Hassexport nach Deutschland

Elmar Millich

Eigentlich könnte der deutsche Botschafter in Ankara, Martin Erdmann, ein Gästezimmer im türkischen Außenministerium anmieten, so oft wird er mittlerweile dorthin einbestellt, um Proteste der türkischen Regierung entgegenzunehmen. Während in der Türkei Medien und Kulturbetrieb nicht zuletzt durch über 1 800 Anzeigen des türkischen Präsidenten Erdoğan eingeschüchtert und gleichgeschaltet sind, versucht die Türkei, diese politische Zensur zunehmend auch in Deutschland und ganz Europa durchzusetzen. Zum Teil leider mit Erfolg, da sich die EU und vor allem die deutsche Bundeskanzlerin Angela Merkel durch den Flüchtlings­deal in eine starke Abhängigkeit von der Türkei begeben haben.

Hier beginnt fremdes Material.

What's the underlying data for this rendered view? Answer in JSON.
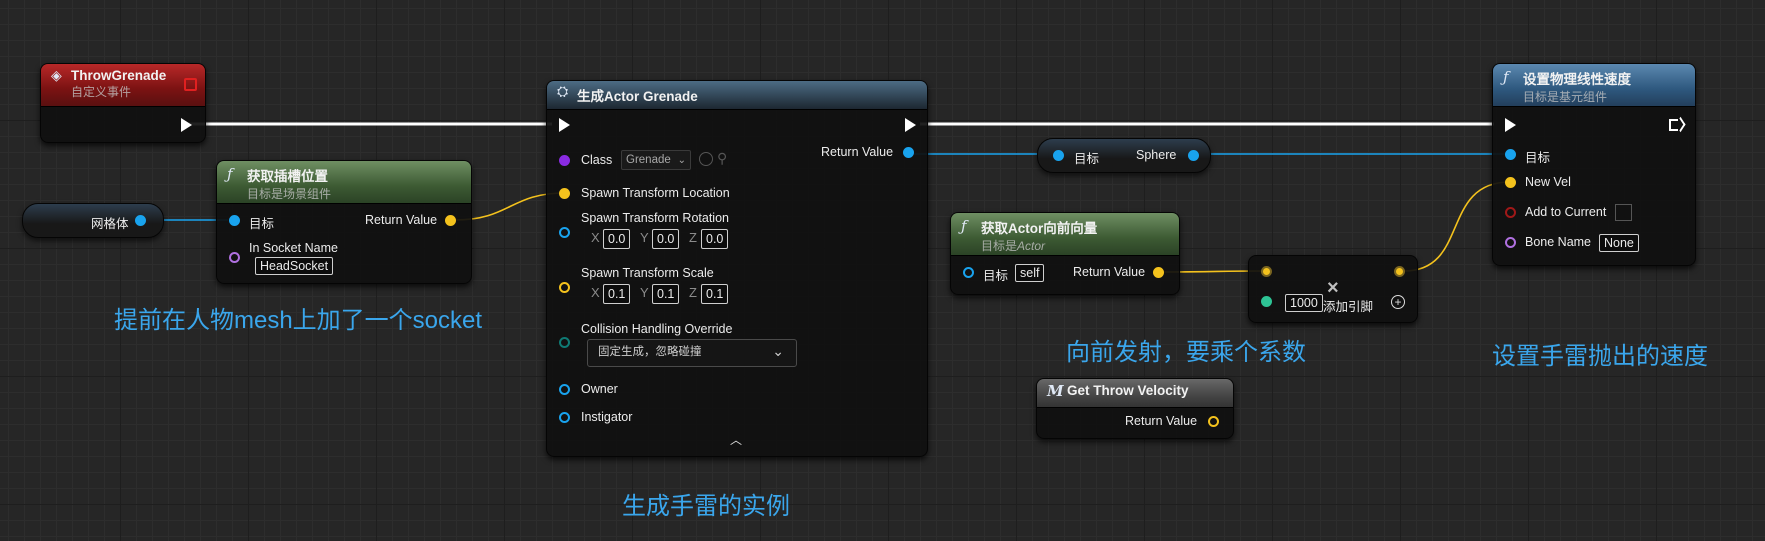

Demonstration am 10.4. in Hamburg gegen türkische Nationalisten. Foto: ABMoniert wurde im Februar u. a. eine Handreichung für Lehrer*innen zum Völkermord an den Armenier*innen, in der in einer Karikatur der türkische Präsident über Totenköpfe geht. Ebenfalls einbestellt wurde der Botschafter wegen eines Satireliedes in der NDR-Sendung »extra 3«, in dem Erdoğan vorgeworfen wird, Journalist*innen einzusperren und Kurd*innen zu bombardieren. Zeigte sich die Bundesregierung in diesem Fall noch tapfer auf der Seite der Medien- und Kunstfreiheit, knickte sie im bekannten Fall Böhmermann komplett ein. Anlass bot eine »Schmähkritik« Böhmermanns als Beispiel dafür, was strafrechtlich nicht erlaubt sei. Nach ersten Interventionen nahm das für den Beitrag verantwortliche ZDF diesen umgehend aus seiner Mediathek. Bundeskanzlerin Merkel beeilte sich, dem türkischen Ministerpräsidenten Davutoğlu zu versichern, wie geschmacklos der Beitrag sei. Als Erdoğan über deutsche Anwält*innen Strafantrag wegen Beleidigung eines ausländischen Staatsoberhauptes nach § 103 StGB stellte, gab die Bundesregierung diesem Antrag nach zweiwöchigem Hin und Her statt. Von der Piratenpartei in Berlin geplante Proteste vor der türkischen Botschaft wollte die Polizei teilweise komplett verbieten unter Verweis auf mögliche Verstöße gegen den zitierten Paragraphen.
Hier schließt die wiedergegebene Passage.